KALAMAZOO—Pain caused by an irreversible spinal cord injury is the springboard for works of art on display through Friday, Dec. 21, at Western Michigan University.
The exhibit, "Unbearable Sweetness of Being" by South Korean native Inja Cho, can be viewed in the second floor gallery of the College of Health and Human Services building. The show is part of her [COLD+HOT] SERIES, which explores her ongoing struggle with neuropathic pain on the entire left side of her body.
Cho moved to Michigan from South Korea to attend school in 1990 and lived in Ann Arbor, Mich., working as a teacher and graphic artist. She later studied fine art and painting at WMU and at the Studio Art Center International in Florence, Italy, through a WMU study abroad program.
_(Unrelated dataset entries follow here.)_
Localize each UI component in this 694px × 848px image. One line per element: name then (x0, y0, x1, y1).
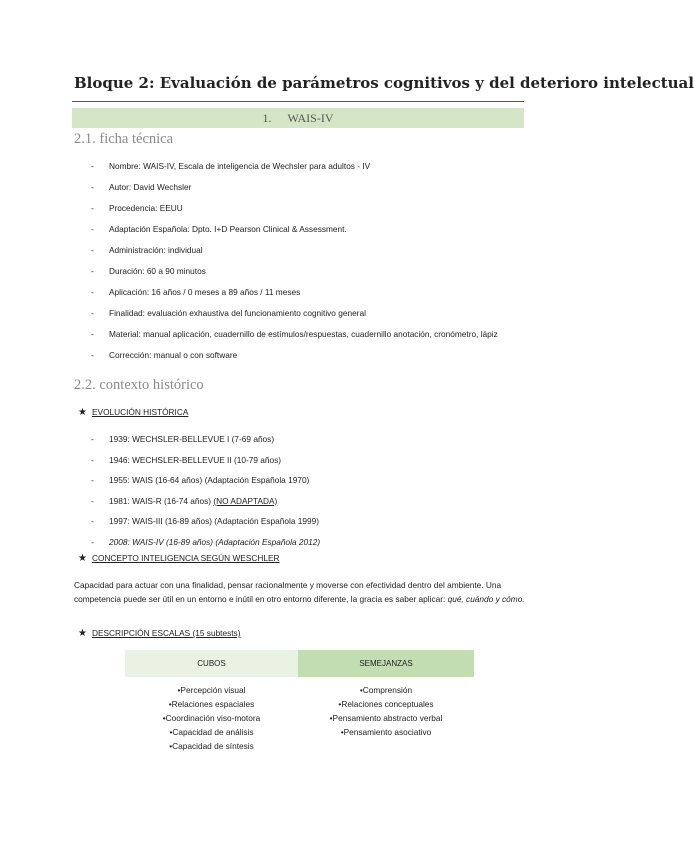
list-item: - Aplicación: 16 años / 0 meses a 89 años / 11 meses (91, 287, 539, 297)
star-icon: ★ (78, 628, 87, 639)
table-cell: •Relaciones conceptuales (338, 699, 434, 709)
table-header-semejanzas: SEMEJANZAS (298, 650, 474, 677)
table-cell: •Comprensión (359, 685, 413, 695)
section-header-wais-iv (72, 108, 524, 128)
list-item: - Nombre: WAIS-IV, Escala de inteligencia de Wechsler para adultos - IV (91, 161, 539, 171)
table-column-cubos (125, 683, 298, 753)
ficha-list (91, 161, 539, 371)
title-divider (72, 101, 524, 102)
star-icon: ★ (78, 407, 87, 418)
list-item: - 1997: WAIS-III (16-89 años) (Adaptación Española 1999) (91, 516, 539, 526)
list-item: - Finalidad: evaluación exhaustiva del funcionamiento cognitivo general (91, 308, 539, 318)
subheading-label: CONCEPTO INTELIGENCIA SEGÚN WESCHLER (92, 553, 280, 563)
list-item: - Procedencia: EEUU (91, 203, 539, 213)
no-adaptada-note: (NO ADAPTADA) (213, 495, 278, 506)
subheading-evolucion (78, 407, 188, 418)
subheading-label: EVOLUCIÓN HISTÓRICA (92, 407, 189, 417)
list-item: - Corrección: manual o con software (91, 350, 539, 360)
history-list (91, 434, 539, 557)
subheading-concepto (78, 553, 279, 564)
concepto-text: Capacidad para actuar con una finalidad, pensar racionalmente y moverse con efectividad dentro del ambiente. Una competencia puede ser útil en un entorno e inútil en otro entorno diferente, la gracia es saber aplicar: (74, 580, 502, 604)
list-item: - 2008: WAIS-IV (16-89 años) (Adaptación Española 2012) (91, 537, 539, 547)
table-column-semejanzas (298, 683, 474, 739)
table-cell: •Pensamiento asociativo (340, 727, 432, 737)
list-item: - Duración: 60 a 90 minutos (91, 266, 539, 276)
heading-ficha-tecnica: 2.1. ficha técnica (74, 131, 174, 147)
history-text: 1981: WAIS-R (16-74 años) (109, 495, 214, 506)
list-item: - Adaptación Española: Dpto. I+D Pearson Clinical & Assessment. (91, 224, 539, 234)
document-title: Bloque 2: Evaluación de parámetros cognitivos y del deterioro intelectual (74, 74, 694, 92)
list-item: - 1939: WECHSLER-BELLEVUE I (7-69 años) (91, 434, 539, 444)
concepto-paragraph (74, 578, 526, 606)
subheading-label: DESCRIPCIÓN ESCALAS (15 subtests) (92, 628, 241, 638)
table-cell: •Capacidad de análisis (169, 727, 254, 737)
heading-contexto-historico: 2.2. contexto histórico (74, 377, 204, 393)
table-header-cubos: CUBOS (125, 650, 298, 677)
section-label: WAIS-IV (287, 111, 334, 125)
list-item: - Material: manual aplicación, cuadernillo de estímulos/respuestas, cuadernillo anotación, cronómetro, lápiz (91, 329, 539, 340)
concepto-emphasis: qué, cuándo y cómo. (447, 594, 525, 604)
table-cell: •Capacidad de síntesis (169, 741, 254, 751)
table-cell: •Pensamiento abstracto verbal (329, 713, 443, 723)
list-item: - Autor: David Wechsler (91, 182, 539, 192)
star-icon: ★ (78, 553, 87, 564)
list-item (91, 496, 539, 506)
list-item: - 1955: WAIS (16-64 años) (Adaptación Española 1970) (91, 475, 539, 485)
section-number: 1. (262, 111, 272, 125)
table-cell: •Coordinación viso-motora (162, 713, 261, 723)
table-cell: •Relaciones espaciales (168, 699, 255, 709)
list-item: - 1946: WECHSLER-BELLEVUE II (10-79 años) (91, 455, 539, 465)
table-cell: •Percepción visual (177, 685, 246, 695)
list-item: - Administración: individual (91, 245, 539, 255)
subheading-escalas (78, 628, 240, 639)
In 2005, Cho required emergency neurosurgery that left her with an irreversible spinal cord injury and severe myelopathy and neuropathic pain. A goal of her artwork is to find a true, meaningful way of depicting the sensations she feels daily, both emotional and physical. Sometimes she is standing in the burning embers of a fire and other times she is sitting on a block of ice. Often it's a combination of both.
"As a person with high spirit and very positive views about life, I choose to tolerate the pain as a blessing—a blessing I have been given abundantly," she says. "It is a spontaneous transformation process of using unpleasant feelings to create something magnificent and beautiful."
Cho's work is typically very personal in nature. Obsessed with composition, texture, graphics and pattern, her favorite media include oil, ink, acrylic, gouache, watercolor and many experimental mixed media materials.
Cho has been in her studio in downtown Kalamazoo since 2008. Her art is in corporate and private collections including WMU's Office of the President, Reed Photography Studio, Crescendo Music Academy, Hi-Tech Dental Laboratories Inc. and Liberty Steel Co. Her work can also be found in overseas collections.
"Unbearable Sweetness of Being" can be viewed from 8 a.m. to 9 p.m. Monday through Thursday and 8 a.m. to 5 p.m. Friday.